Die Jury des Kölner Kulturrats hat Sevgi Demirkaya, Programmleiterin des Kulturbunker Köln-Mühlheim, zur „Kulturmanagerin des Jahres 2023" gewählt.

„Eigentlich wollte Sevgi Demirkaya nur auf eine Demo gehen: Sie hatte gehört, dass der Kulturbunker in Mülheim geschlossen werden sollte, weil die Stadt das Geld kürzen wollte. Das war 2013 und obwohl sie direkt um die Ecke wohnte (und immer noch wohnt), wusste sie damals nicht viel über den Kulturbunker. Aber dass da ein Kulturort wegen Subventionskürzungen gefährdet war, sagt sie - „das war symptomatisch“.

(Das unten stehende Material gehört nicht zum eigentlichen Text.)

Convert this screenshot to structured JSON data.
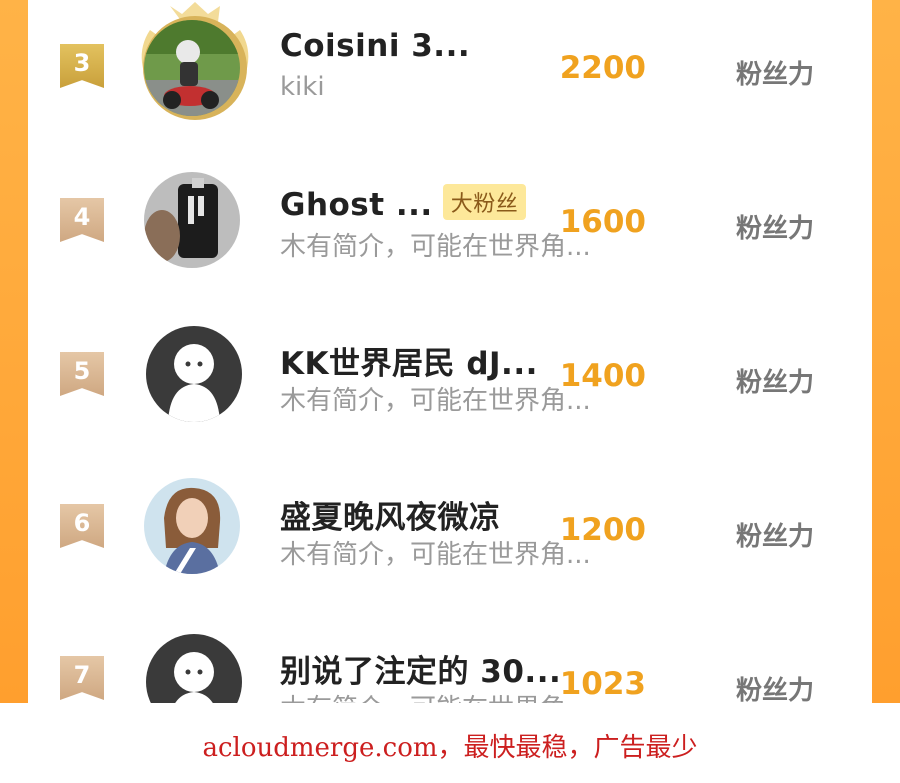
{
  "ranking": {
    "rows": [
      {
        "rank": "3",
        "name": "Coisini  3...",
        "subtitle": "kiki",
        "score": "2200",
        "unit": "粉丝力",
        "badge": ""
      },
      {
        "rank": "4",
        "name": "Ghost  ...",
        "subtitle": "木有简介，可能在世界角...",
        "score": "1600",
        "unit": "粉丝力",
        "badge": "大粉丝"
      },
      {
        "rank": "5",
        "name": "KK世界居民  dJ...",
        "subtitle": "木有简介，可能在世界角...",
        "score": "1400",
        "unit": "粉丝力",
        "badge": ""
      },
      {
        "rank": "6",
        "name": "盛夏晚风夜微凉",
        "subtitle": "木有简介，可能在世界角...",
        "score": "1200",
        "unit": "粉丝力",
        "badge": ""
      },
      {
        "rank": "7",
        "name": "别说了注定的  30...",
        "subtitle": "木有简介，可能在世界角...",
        "score": "1023",
        "unit": "粉丝力",
        "badge": ""
      }
    ]
  },
  "footer": {
    "text": "acloudmerge.com，最快最稳，广告最少"
  },
  "colors": {
    "accent": "#f0a21f",
    "side": "#ff9f2e",
    "badge_bg": "#fde89a",
    "footer_text": "#cc1f1f"
  }
}
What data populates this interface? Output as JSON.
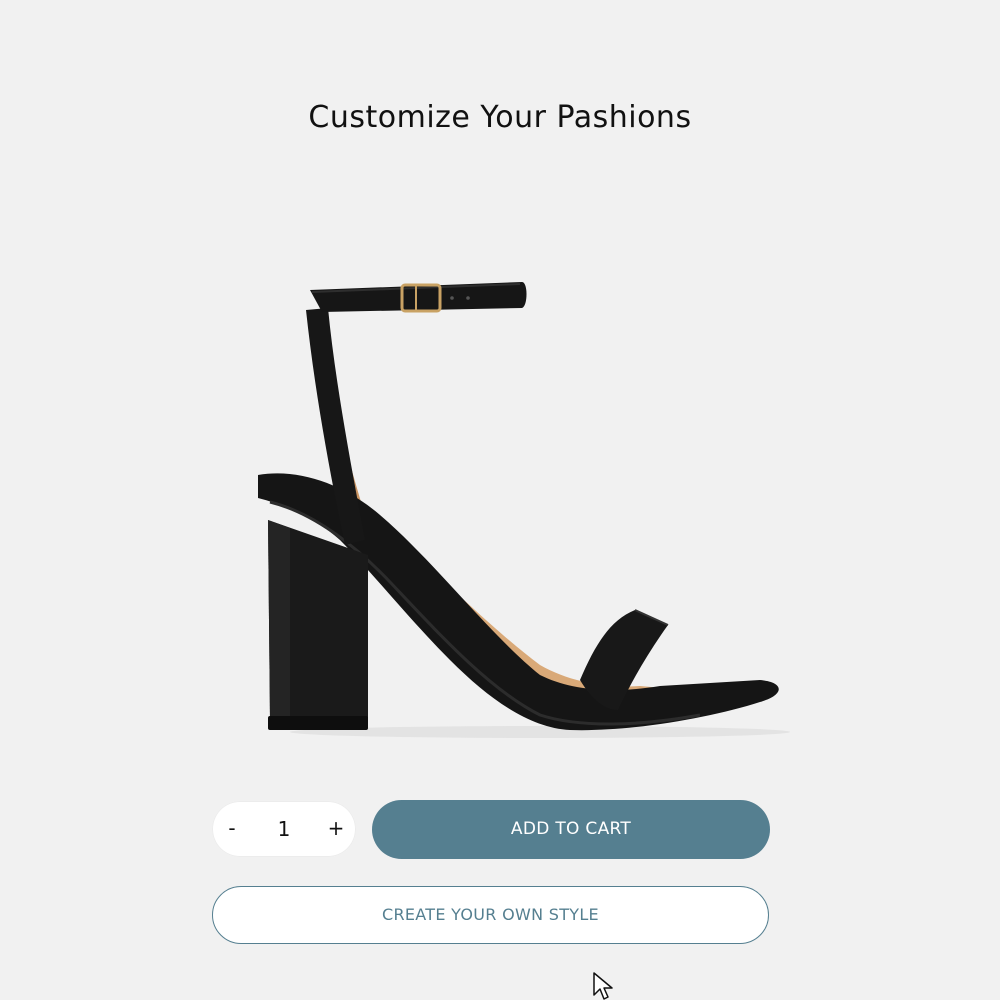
{
  "header": {
    "title": "Customize Your Pashions"
  },
  "product": {
    "image_icon": "sandal-image"
  },
  "quantity": {
    "decrement_label": "-",
    "value": "1",
    "increment_label": "+"
  },
  "actions": {
    "add_to_cart_label": "ADD TO CART",
    "create_style_label": "CREATE YOUR OWN STYLE"
  },
  "colors": {
    "background": "#f1f1f1",
    "accent": "#557f90",
    "text": "#111111"
  },
  "cursor_icon": "mouse-pointer-icon"
}
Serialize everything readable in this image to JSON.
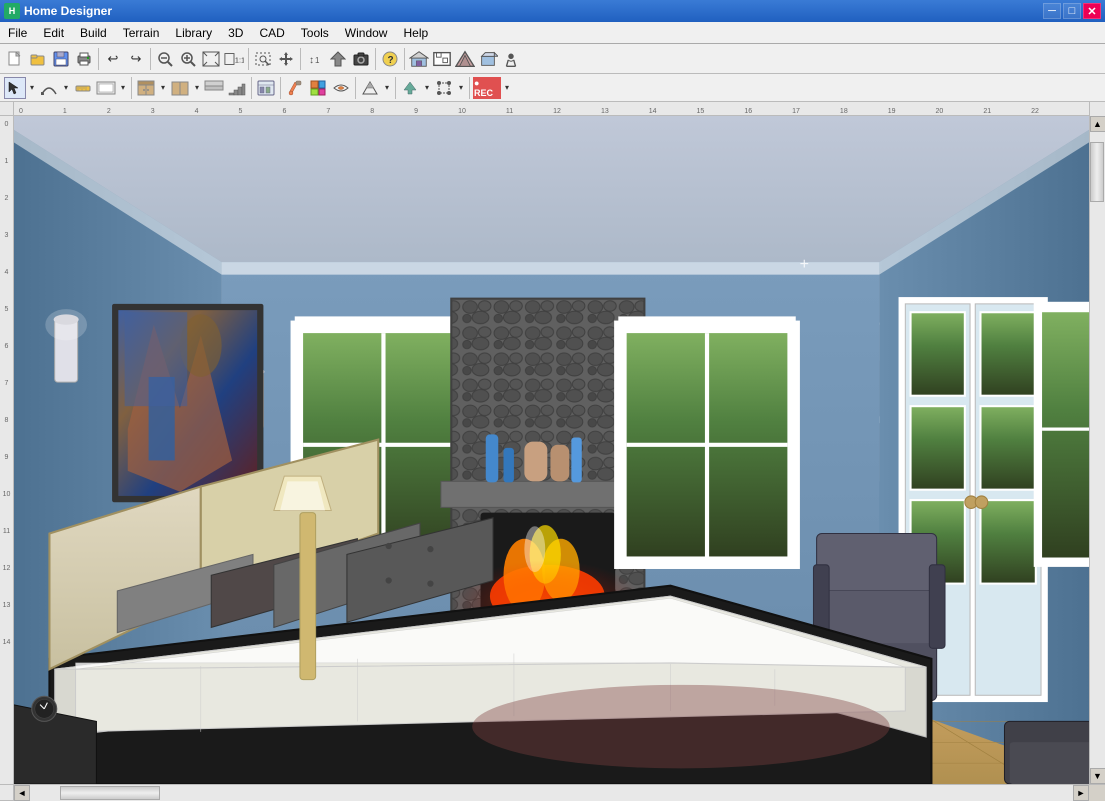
{
  "window": {
    "title": "Home Designer",
    "icon": "HD"
  },
  "titlebar": {
    "controls": [
      "─",
      "□",
      "✕"
    ]
  },
  "menubar": {
    "items": [
      {
        "id": "file",
        "label": "File"
      },
      {
        "id": "edit",
        "label": "Edit"
      },
      {
        "id": "build",
        "label": "Build"
      },
      {
        "id": "terrain",
        "label": "Terrain"
      },
      {
        "id": "library",
        "label": "Library"
      },
      {
        "id": "3d",
        "label": "3D"
      },
      {
        "id": "cad",
        "label": "CAD"
      },
      {
        "id": "tools",
        "label": "Tools"
      },
      {
        "id": "window",
        "label": "Window"
      },
      {
        "id": "help",
        "label": "Help"
      }
    ]
  },
  "toolbar1": {
    "buttons": [
      "new",
      "open",
      "save",
      "print",
      "undo",
      "redo",
      "zoom-out",
      "zoom-in",
      "zoom-fit",
      "zoom-real",
      "camera",
      "help",
      "separator",
      "exterior",
      "floor",
      "roof",
      "house",
      "fence"
    ]
  },
  "toolbar2": {
    "buttons": [
      "select",
      "draw-line",
      "tape",
      "view",
      "cabinet",
      "cabinet2",
      "soffit",
      "stair",
      "library",
      "paint",
      "material",
      "spray",
      "separator",
      "wall-type",
      "wall-dropdown",
      "separator",
      "dimension",
      "elevation",
      "arrow",
      "text",
      "record"
    ]
  },
  "viewport": {
    "scene": "3D bedroom interior with fireplace, bed, windows, and french doors",
    "description": "A luxurious bedroom with blue-gray walls, wood flooring, stone fireplace, large bed with pillows, windows showing forest outside, and french doors"
  },
  "scrollbars": {
    "vertical": {
      "position": 10
    },
    "horizontal": {
      "position": 30
    }
  },
  "status": {
    "text": ""
  }
}
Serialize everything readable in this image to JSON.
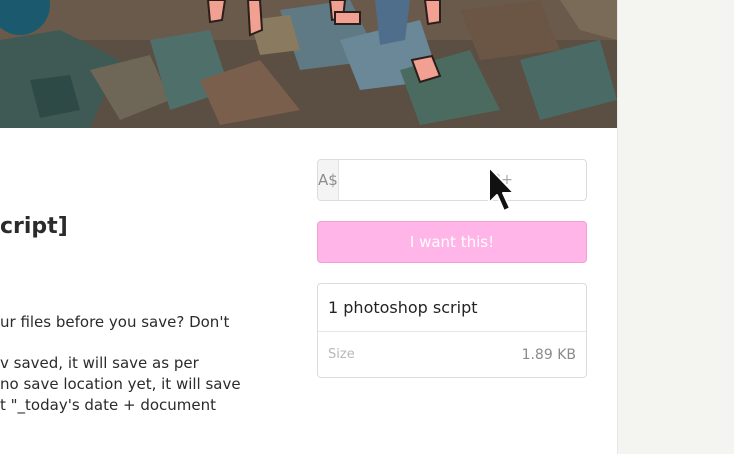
{
  "product": {
    "title_fragment": "cript]",
    "description_lines": [
      "ur files before you save? Don't",
      "",
      "v saved, it will save as per",
      " no save location yet, it will save",
      "t \"_today's date + document"
    ]
  },
  "purchase": {
    "currency": "A$",
    "price_placeholder": "0+",
    "buy_label": "I want this!"
  },
  "details": {
    "title": "1 photoshop script",
    "size_label": "Size",
    "size_value": "1.89 KB"
  },
  "colors": {
    "accent_pink": "#ffb5e8",
    "page_bg": "#f4f4f0"
  },
  "icons": {
    "pointer": "mouse-pointer-icon"
  }
}
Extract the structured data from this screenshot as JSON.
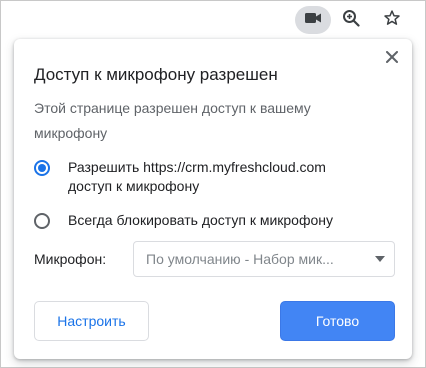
{
  "toolbar": {
    "icons": [
      "camera-icon",
      "zoom-icon",
      "star-icon"
    ],
    "active_bg": "#dadce0"
  },
  "popup": {
    "title": "Доступ к микрофону разрешен",
    "description": "Этой странице разрешен доступ к вашему микрофону",
    "options": [
      {
        "label": "Разрешить https://crm.myfreshcloud.com доступ к микрофону",
        "selected": true
      },
      {
        "label": "Всегда блокировать доступ к микрофону",
        "selected": false
      }
    ],
    "microphone_label": "Микрофон:",
    "microphone_value": "По умолчанию - Набор мик...",
    "configure_label": "Настроить",
    "done_label": "Готово",
    "accent_color": "#1a73e8",
    "done_color": "#4285f4"
  }
}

Denn leider beträfen Kürzungen immer zuerst Kunst und Kultur: „Das kann man im Bildungssystem beobachten, wenn bei Lehrkräftemangel zuerst die musischen Fächer nicht mehr unterrichtet werden“. Und auch in der Pandemiezeit seien die Kultureinrichtungen und –initiativen vernachlässigt worden.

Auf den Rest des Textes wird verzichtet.